Desde los muñequitos que se han convertido en un fenómeno global hasta las grandes fábricas tecnológicas y el sector de la distribución, en China se está extendiendo cada vez más un sistema que se basa en la capacidad de transformar las necesidades individuales y las obligaciones familiares en una disponibilidad para trabajar prácticamente sin límites. Las propias mujeres se ven empujadas a abandonar contratos estables (y garantizados solo sobre el papel) para pasar a formas de empleo temporal y estacional.

Milán (AsiaNews) - En las zonas industriales de la provincia de Henan, miles de mujeres cosen ropa en miniatura para los muñecos Labubu, el fenómeno comercial chino del año. Muchas tienen más de cincuenta años y trabajan once horas al día en la fábrica, para luego continuar otras dos o tres horas como trabajadoras a destajo, atando los cordones de los zapatos de los muñecos cosidos. Ganan solo unos céntimos por pieza, pero la mayoría de ellas no está expuesta a una presión financiera tan grave como para justificar ese trabajo adicional. Algunas describen su decisión como una forma de adicción que las lleva a buscar un sentido de valor personal a través del exceso de trabajo, en un contexto en el que la ansiedad por el envejecimiento las lleva a multiplicar las horas frente a la máquina de coser para sentirse aún a la altura.

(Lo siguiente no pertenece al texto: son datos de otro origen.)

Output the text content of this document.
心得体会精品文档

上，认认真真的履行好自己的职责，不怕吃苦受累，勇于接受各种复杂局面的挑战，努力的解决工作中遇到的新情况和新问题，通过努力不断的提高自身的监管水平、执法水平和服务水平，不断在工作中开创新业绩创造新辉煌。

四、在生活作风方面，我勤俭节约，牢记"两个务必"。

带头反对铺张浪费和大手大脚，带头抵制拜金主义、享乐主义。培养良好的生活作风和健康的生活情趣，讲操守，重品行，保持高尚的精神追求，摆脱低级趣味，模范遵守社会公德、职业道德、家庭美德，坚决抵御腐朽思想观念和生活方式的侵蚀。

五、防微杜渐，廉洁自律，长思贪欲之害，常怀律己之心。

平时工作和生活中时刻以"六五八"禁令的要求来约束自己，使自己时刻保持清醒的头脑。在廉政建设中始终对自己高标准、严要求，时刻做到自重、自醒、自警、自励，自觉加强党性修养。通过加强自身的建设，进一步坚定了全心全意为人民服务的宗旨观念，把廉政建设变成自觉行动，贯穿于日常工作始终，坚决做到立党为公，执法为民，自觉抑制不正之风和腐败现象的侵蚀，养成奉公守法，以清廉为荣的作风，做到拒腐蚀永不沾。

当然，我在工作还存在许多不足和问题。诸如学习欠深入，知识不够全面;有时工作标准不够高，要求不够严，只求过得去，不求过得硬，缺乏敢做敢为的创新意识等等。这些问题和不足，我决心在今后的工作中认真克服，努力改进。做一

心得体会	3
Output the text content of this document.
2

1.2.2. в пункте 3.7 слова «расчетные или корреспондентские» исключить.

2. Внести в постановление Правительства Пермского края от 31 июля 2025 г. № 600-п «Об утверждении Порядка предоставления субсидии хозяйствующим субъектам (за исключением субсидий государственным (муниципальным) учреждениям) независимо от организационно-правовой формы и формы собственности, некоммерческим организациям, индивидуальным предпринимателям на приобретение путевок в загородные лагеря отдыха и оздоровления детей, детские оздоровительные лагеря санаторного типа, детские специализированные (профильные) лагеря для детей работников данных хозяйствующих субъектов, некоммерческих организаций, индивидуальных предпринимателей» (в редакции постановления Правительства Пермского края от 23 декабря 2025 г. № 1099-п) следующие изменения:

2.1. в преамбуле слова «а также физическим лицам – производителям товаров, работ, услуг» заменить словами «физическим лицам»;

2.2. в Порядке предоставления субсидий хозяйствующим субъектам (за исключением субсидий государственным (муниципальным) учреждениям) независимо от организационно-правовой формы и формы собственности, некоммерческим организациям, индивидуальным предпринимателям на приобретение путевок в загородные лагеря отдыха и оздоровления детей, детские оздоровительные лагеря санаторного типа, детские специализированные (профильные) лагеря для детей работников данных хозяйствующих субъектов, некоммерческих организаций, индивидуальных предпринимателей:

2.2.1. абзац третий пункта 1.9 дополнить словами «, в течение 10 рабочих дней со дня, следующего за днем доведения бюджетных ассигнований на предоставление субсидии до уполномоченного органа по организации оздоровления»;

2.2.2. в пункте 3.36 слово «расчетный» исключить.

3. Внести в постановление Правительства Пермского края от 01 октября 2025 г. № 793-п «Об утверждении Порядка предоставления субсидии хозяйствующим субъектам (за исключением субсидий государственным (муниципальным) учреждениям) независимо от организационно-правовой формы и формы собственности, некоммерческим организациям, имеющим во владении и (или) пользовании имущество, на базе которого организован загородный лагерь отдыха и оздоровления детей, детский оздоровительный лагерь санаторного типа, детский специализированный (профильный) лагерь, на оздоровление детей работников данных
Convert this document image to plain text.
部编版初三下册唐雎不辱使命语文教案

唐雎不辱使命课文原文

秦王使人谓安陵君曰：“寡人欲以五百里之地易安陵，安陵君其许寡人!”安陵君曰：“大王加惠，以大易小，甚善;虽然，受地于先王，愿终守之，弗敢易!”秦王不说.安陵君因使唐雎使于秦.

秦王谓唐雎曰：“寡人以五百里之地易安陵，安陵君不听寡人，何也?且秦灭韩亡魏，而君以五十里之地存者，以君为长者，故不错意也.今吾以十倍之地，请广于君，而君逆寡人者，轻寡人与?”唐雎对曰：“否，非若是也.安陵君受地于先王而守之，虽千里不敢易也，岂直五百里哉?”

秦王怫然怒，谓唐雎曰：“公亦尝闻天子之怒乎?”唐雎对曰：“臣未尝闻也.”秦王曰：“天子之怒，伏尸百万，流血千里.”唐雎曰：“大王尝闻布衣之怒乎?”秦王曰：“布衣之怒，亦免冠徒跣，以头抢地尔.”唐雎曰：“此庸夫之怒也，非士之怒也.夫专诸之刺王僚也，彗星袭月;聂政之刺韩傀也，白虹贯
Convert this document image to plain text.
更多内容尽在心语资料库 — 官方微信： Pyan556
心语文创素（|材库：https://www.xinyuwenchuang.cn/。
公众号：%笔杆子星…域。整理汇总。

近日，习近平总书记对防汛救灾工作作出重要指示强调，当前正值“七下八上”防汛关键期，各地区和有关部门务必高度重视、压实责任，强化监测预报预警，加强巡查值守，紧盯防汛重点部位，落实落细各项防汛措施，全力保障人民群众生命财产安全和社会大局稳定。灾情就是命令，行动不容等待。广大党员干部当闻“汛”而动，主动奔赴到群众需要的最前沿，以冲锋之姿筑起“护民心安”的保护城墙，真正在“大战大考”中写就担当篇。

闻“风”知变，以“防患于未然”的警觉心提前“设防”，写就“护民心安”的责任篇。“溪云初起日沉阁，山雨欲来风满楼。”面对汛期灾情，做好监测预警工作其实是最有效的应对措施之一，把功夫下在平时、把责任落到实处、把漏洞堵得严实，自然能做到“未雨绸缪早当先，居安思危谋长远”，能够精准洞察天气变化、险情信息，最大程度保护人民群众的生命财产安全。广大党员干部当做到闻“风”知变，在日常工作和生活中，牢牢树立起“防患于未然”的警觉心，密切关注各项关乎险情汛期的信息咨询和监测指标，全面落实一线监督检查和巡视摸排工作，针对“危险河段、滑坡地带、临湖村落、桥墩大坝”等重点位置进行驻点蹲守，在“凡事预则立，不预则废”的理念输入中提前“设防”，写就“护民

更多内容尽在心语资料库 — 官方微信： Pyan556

La situación cambia radicalmente en las grandes fábricas del sector tecnológico, donde la motivación ya no es la búsqueda de ingresos adicionales o de un papel social, sino la necesidad de alcanzar un salario que, sin horas extras, ni siquiera cubre los gastos básicos. Esta dinámica encuentra su manifestación más evidente en las fábricas de Foxconn en Zhengzhou, la mayor base mundial de montaje de iPhones, donde la presión productiva y las expectativas de rendimiento alcanzan niveles tales que acentúan aún más la distancia entre lo que las trabajadoras esperan obtener y las condiciones reales en las que se encuentran trabajando. En este contexto, las llamadas «Foxconn Moms» optan por abandonar los contratos estables, con seguros y prestaciones, para pasar a formas de empleo temporal y estacional. Trabajan unos meses durante los picos de producción, dimiten al final de la temporada y al año siguiente vuelven a la misma fábrica como nuevas contratadas. Este esquema acaba acercando el trabajo en la fábrica a una forma de empleo fragmentado e intermitente, con la particularidad de que, a pesar de la discontinuidad, el lugar de trabajo sigue siendo formalmente el mismo.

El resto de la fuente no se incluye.